Title: Finding God for Yourself

The last time we studied Jacob’s life we saw him doing one of the most despicable things a man can do.

He did it at the request of his mother.

You know, sometimes people excuse themselves for being mean by saying it was because their mother didn’t love them when they were little.

Believe me, Jacob couldn’t say that.

Jacob was loved and spoiled.

However, when he was asked to do something that was not the honorable thing to do, he did it.

He stole the birthright from his brother even though the birthright was already his.

The formality of his father giving a blessing wasn’t necessary at all.

Abraham hadn’t given the blessing to Isaac—God had!

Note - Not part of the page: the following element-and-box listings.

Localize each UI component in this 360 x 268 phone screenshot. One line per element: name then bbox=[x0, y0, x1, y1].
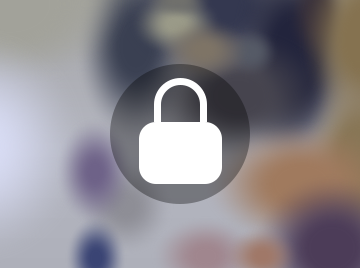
button[interactable]: Content hidden bbox=[0, 0, 360, 268]
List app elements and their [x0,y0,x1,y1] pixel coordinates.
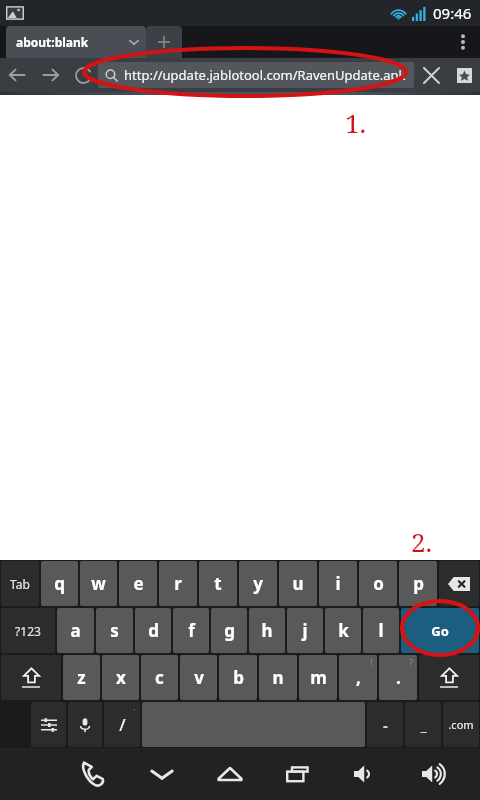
button[interactable]: c [141,655,178,700]
button[interactable]: Stop [414,58,448,92]
button[interactable]: s [96,608,133,653]
staticText: x [116,666,126,689]
button[interactable]: z [63,655,100,700]
staticText: / [119,713,126,736]
staticText: m [310,666,327,689]
staticText: ?123 [15,623,41,639]
button[interactable]: w [80,561,117,606]
staticText: ? [409,656,413,668]
staticText: about:blank [16,34,89,50]
staticText: a [70,619,81,642]
staticText: o [373,572,384,595]
button[interactable]: r [159,561,197,606]
staticText: 09:46 [433,3,472,23]
button[interactable]: b [219,655,257,700]
button[interactable]: Volume down [332,748,400,800]
button[interactable] [68,702,102,747]
button[interactable]: . [379,655,417,700]
staticText: . [396,666,401,689]
button[interactable]: More options [446,26,480,58]
staticText: c [155,666,164,689]
button[interactable]: - [367,702,403,747]
button[interactable]: m [299,655,337,700]
button[interactable]: Hide keyboard [127,748,196,800]
button[interactable] [31,702,66,747]
button[interactable]: d [135,608,171,653]
staticText: l [378,619,384,642]
button[interactable]: j [287,608,323,653]
button[interactable]: Bookmark [448,58,480,92]
button[interactable]: New tab [146,26,182,58]
button[interactable]: f [173,608,209,653]
button[interactable]: Go [401,608,479,653]
button[interactable]: Call [58,748,127,800]
staticText: e [133,572,144,595]
button[interactable]: ?123 [1,608,55,653]
staticText: y [253,572,263,595]
button[interactable]: i [319,561,357,606]
staticText: p [413,572,424,595]
staticText: Go [431,622,449,640]
staticText: r [174,572,182,595]
staticText: q [54,572,65,595]
staticText: i [335,572,341,595]
button[interactable]: t [199,561,237,606]
staticText: f [188,619,195,642]
button[interactable]: x [102,655,139,700]
staticText: t [214,572,222,595]
button[interactable]: Tab [1,561,39,606]
button[interactable]: u [279,561,317,606]
button[interactable]: Refresh [68,58,98,92]
button[interactable]: Recent apps [264,748,332,800]
button[interactable]: , [339,655,377,700]
staticText: _ [420,715,427,735]
button[interactable] [439,561,479,606]
staticText: 1. [345,105,367,140]
button[interactable]: g [211,608,247,653]
staticText: · [133,703,136,715]
button[interactable]: Forward [34,58,68,92]
staticText: z [77,666,86,689]
button[interactable]: .com [443,702,479,747]
button[interactable]: about:blank [6,26,146,58]
button[interactable]: o [359,561,397,606]
staticText: 2. [411,524,433,559]
button[interactable]: l [363,608,399,653]
staticText: ! [370,656,373,668]
staticText: v [194,666,204,689]
button[interactable]: Volume up [400,748,468,800]
button[interactable]: e [119,561,157,606]
button[interactable]: _ [405,702,441,747]
button[interactable] [419,655,479,700]
button[interactable]: Back [0,58,34,92]
button[interactable]: y [239,561,277,606]
staticText: u [292,572,304,595]
button[interactable] [1,655,61,700]
staticText: , [356,666,361,689]
staticText: k [338,619,349,642]
button[interactable]: n [259,655,297,700]
button[interactable]: http://update.jablotool.com/RavenUpdate.… [98,62,414,88]
button[interactable]: k [325,608,361,653]
staticText: .com [448,717,474,732]
button[interactable]: p [399,561,437,606]
staticText: s [110,619,119,642]
button[interactable]: Home [196,748,264,800]
button[interactable]: h [249,608,285,653]
button[interactable]: q [41,561,78,606]
staticText: Tab [10,576,30,592]
staticText: w [91,572,106,595]
button[interactable]: a [57,608,94,653]
staticText: d [148,619,159,642]
staticText: http://update.jablotool.com/RavenUpdate.… [124,66,406,84]
button[interactable]: v [180,655,217,700]
button[interactable]: / [104,702,140,747]
staticText: h [261,619,273,642]
staticText: b [233,666,244,689]
staticText: g [224,619,235,642]
staticText: - [383,715,388,735]
staticText: n [272,666,284,689]
staticText: j [302,619,308,642]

And it is God who gave it to Jacob.

His trickery was not only unnecessary, but God will deal with him because of it, you can be sure of that.

It is because of this trickery that his brother hates him, so his mother conceives a plan to save him from his brother’s wrath.

The plan that Rebekah has now thought of is plausible and logical.

It was probably the right thing to do in this case.

She didn’t mention to Isaac that she wanted to send Jacob to her brother so that he would get away from the wrath of his brother Esau, but she did mention the fact that he could choose a wife back there from among her family.

Isaac liked the idea, so we read…

Then Isaac called Jacob and blessed him, and charged him, and said to him: “You shall not take a wife from the daughters of Canaan.”

All the way through the Old Testament we find that God does not want the godly to marry with the ungodly.

And the New Testament tells Christians that they are not to be unequally yoked.

For example, it says in 2 Corinthians, “Do not be unequally yoked together with unbelievers. For what fellowship has righteousness with lawlessness? And what communion has light with darkness?”

Intermarriage between believers and unbelievers is something that God strictly forbids.

Then Isaac said to Jacob…

Arise, go to Padan Aram, to the house of Bethuel your mother’s father; and take yourself a wife from there of the daughters of Laban your mother’s brother. “May God Almighty bless you, And make you fruitful and multiply you, That you may be an assembly of peoples; And give you the blessing of Abraham, To you and your descendants with you, That you may inherit the land In which you are a stranger, Which God gave to Abraham.”

It is obvious now that Isaac understands that God had given the blessing to Abraham, that God had transferred it to him, and that the blessing is to be passed on to his son, Jacob.

So Isaac sent Jacob away, and he went to Padan Aram, to Laban the son of Bethuel the Syrian, the brother of Rebekah, the mother of Jacob and Esau. Esau saw that Isaac had blessed Jacob and sent him away to Padan Aram to take himself a wife from there, and that as he blessed him he gave him a charge, saying, “You shall not take a wife from the daughters of Canaan,” and that Jacob had obeyed his father and his mother and had gone to Padan Aram. Also Esau saw that the daughters of Canaan did not please his father Isaac. So Esau went to Ishmael and took Mahalath the daughter of Ishmael, Abraham’s son, the sister of Nebajoth, to be his wife in addition to the wives he had.

Esau goes and marries a daughter of Ishmael.

He thinks it will please his father.

But now let’s see how Jacob is doing.

Now Jacob went out from Beersheba and went toward Haran. So he came to a certain place and stayed there all night, because the sun had set. And he took one of the stones of that place and put it at his head, and he lay down in that place to sleep.

The place he has come to is Bethel.

The name literally means, “the House of God.”

Bethel is twelve miles north of Jerusalem and the home which Jacob left was probably twenty-five or thirty miles south of Jerusalem.

This means that Jacob covered at least forty miles that first day.

You can see that he was really hotfooting it away from Esau.

He wants to get as far from him as he can, but the farther he gets away from Esau, the farther he gets away from home.

Jacob is a man now, a pretty big boy, but I think he is homesick.

This is the first time he is away from Rebekah.

He has been tied to his mama’s apron strings all of his life, and now he is untied.